On Sat, 2011-03-12 at 19:04 -0500, [email protected] wrote:
> If we added the last untrusted relay IP to the lines in the mass-check
> logs, we could use the data to calculate the percentage of emails from each
> IP which is spam vs. ham, and then make SA rules to trigger on varying
> percentage ranges.
>
> Is this something you're interested in, or would accept a patch for?
A very strong -1.
SA does not block mail, and we do not run a blacklist of our own. (Thus,
we cannot remove a sender from it, which even is a prominent answer on
the wiki.) The fundamental concept of a scoring system, with no rule's
score above the threshold, effectively means that IF a mail ends up as
spam, this never is due to a single rule, listing, whatever -- but
multiple spammy signs summed up.
Running a blacklist of our own would single-handedly ruin the entire
concept of scoring only, and provide a single point of failure we'd be
responsible for.
Moreover, I'd guess the corpus is NOT sufficiently large, by far -- even
more so with very recent data necessary for an accurate measurement and
re-gaining a good reputation over time.
Someone actually running an IP reputation service probably can chime in
with better numbers, but just as a figure -- MailSpike, who already
offered "some" of their spam for our mass-check (see recent thread), has
more trap data per day than our entire corpus.

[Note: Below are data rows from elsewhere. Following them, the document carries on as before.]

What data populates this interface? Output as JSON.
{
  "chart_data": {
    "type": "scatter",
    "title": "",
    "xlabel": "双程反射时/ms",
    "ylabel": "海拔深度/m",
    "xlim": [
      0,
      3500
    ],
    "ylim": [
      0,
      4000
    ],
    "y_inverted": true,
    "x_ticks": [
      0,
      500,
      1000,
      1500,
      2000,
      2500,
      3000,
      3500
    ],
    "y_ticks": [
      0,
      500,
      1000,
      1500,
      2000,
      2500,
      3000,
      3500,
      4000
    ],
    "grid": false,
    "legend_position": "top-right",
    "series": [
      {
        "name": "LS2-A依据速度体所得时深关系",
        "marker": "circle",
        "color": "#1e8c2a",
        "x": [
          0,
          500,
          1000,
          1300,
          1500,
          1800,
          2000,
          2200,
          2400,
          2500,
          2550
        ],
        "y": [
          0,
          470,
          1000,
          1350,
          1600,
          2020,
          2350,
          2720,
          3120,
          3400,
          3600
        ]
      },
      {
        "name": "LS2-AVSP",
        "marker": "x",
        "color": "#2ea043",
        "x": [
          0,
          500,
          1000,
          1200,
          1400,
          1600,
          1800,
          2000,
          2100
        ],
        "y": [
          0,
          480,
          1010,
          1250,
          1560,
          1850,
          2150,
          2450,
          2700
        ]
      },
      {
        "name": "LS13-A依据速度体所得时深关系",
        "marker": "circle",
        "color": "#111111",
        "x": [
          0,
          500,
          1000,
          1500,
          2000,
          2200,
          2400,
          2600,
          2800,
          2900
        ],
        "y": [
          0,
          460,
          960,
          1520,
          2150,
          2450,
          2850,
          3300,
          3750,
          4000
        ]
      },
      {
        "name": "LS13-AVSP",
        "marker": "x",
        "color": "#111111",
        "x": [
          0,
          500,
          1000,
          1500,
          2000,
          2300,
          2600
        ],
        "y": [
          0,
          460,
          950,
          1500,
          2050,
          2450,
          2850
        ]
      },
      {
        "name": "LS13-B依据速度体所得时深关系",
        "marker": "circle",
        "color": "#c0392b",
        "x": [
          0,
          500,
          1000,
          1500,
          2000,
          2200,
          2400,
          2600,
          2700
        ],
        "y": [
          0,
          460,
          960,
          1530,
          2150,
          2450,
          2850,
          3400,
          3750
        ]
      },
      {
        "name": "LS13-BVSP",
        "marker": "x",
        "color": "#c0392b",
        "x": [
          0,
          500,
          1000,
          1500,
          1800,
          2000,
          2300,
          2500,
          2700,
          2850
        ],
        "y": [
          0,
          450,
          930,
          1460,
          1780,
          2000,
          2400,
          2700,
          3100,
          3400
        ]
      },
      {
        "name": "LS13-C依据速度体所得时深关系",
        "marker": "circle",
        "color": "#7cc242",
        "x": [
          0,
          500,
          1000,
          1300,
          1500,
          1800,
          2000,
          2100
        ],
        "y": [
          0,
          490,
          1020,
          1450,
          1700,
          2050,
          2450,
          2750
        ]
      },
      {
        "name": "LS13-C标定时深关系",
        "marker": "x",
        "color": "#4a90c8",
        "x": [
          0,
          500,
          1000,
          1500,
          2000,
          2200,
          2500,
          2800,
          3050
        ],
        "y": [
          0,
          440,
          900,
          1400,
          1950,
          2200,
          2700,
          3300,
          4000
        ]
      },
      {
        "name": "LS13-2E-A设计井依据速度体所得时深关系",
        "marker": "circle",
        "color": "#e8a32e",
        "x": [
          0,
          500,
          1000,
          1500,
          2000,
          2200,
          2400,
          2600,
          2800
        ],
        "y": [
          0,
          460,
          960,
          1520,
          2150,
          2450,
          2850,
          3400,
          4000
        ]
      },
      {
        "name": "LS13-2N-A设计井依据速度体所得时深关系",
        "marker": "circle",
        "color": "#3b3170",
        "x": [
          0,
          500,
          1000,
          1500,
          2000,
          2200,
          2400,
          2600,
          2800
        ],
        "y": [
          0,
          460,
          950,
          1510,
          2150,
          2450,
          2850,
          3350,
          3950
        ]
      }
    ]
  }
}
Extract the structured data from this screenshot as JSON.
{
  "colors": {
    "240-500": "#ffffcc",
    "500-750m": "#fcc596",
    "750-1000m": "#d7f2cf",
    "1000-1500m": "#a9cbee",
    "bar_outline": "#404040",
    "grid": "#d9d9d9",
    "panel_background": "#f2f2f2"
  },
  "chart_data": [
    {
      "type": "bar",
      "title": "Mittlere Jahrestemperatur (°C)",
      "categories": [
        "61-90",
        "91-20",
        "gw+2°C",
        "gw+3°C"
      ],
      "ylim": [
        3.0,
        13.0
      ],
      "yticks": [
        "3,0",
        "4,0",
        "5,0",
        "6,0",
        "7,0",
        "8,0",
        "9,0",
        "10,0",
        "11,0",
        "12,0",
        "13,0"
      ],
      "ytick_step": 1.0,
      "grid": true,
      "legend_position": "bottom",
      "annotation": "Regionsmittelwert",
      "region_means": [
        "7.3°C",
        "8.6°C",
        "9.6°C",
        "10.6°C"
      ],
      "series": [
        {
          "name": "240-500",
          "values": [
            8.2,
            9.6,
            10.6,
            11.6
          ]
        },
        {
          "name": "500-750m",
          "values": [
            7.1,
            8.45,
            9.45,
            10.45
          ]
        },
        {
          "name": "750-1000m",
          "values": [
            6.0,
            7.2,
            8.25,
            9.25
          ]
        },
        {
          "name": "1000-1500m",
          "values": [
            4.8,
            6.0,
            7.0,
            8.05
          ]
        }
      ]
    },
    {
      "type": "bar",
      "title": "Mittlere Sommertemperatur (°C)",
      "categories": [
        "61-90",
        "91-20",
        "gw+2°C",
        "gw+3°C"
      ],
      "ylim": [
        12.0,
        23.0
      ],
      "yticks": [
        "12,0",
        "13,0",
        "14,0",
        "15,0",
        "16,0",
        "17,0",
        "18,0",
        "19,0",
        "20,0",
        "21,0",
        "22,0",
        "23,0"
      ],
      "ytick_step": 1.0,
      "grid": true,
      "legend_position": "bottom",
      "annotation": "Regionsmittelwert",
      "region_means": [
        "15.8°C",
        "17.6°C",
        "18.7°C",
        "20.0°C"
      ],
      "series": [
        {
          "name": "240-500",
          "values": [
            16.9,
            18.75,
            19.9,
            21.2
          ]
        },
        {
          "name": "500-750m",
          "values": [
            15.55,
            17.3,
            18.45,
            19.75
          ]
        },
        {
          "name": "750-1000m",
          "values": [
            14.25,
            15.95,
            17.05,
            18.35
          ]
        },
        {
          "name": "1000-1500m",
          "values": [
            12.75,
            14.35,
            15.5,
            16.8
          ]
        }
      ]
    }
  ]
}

Not even to mention that this requires a LOT fine-tuning and special
knowledge...
--
char *t="\10pse\0r\0dtu\0.@ghno\x4e\xc8\x79\xf4\xab\x51\x8a\x10\xf4\xf4\xc4";
main(){ char h,m=h=*t++,*x=t+2*h,c,i,l=*x,s=0; for (i=0;i<l;i++){ i%8? c<<=1:
(c=*++x); c&128 && (s+=h); if (!(h>>=1)||!t[s+h]){ putchar(t[s]);h=m;s=0; }}}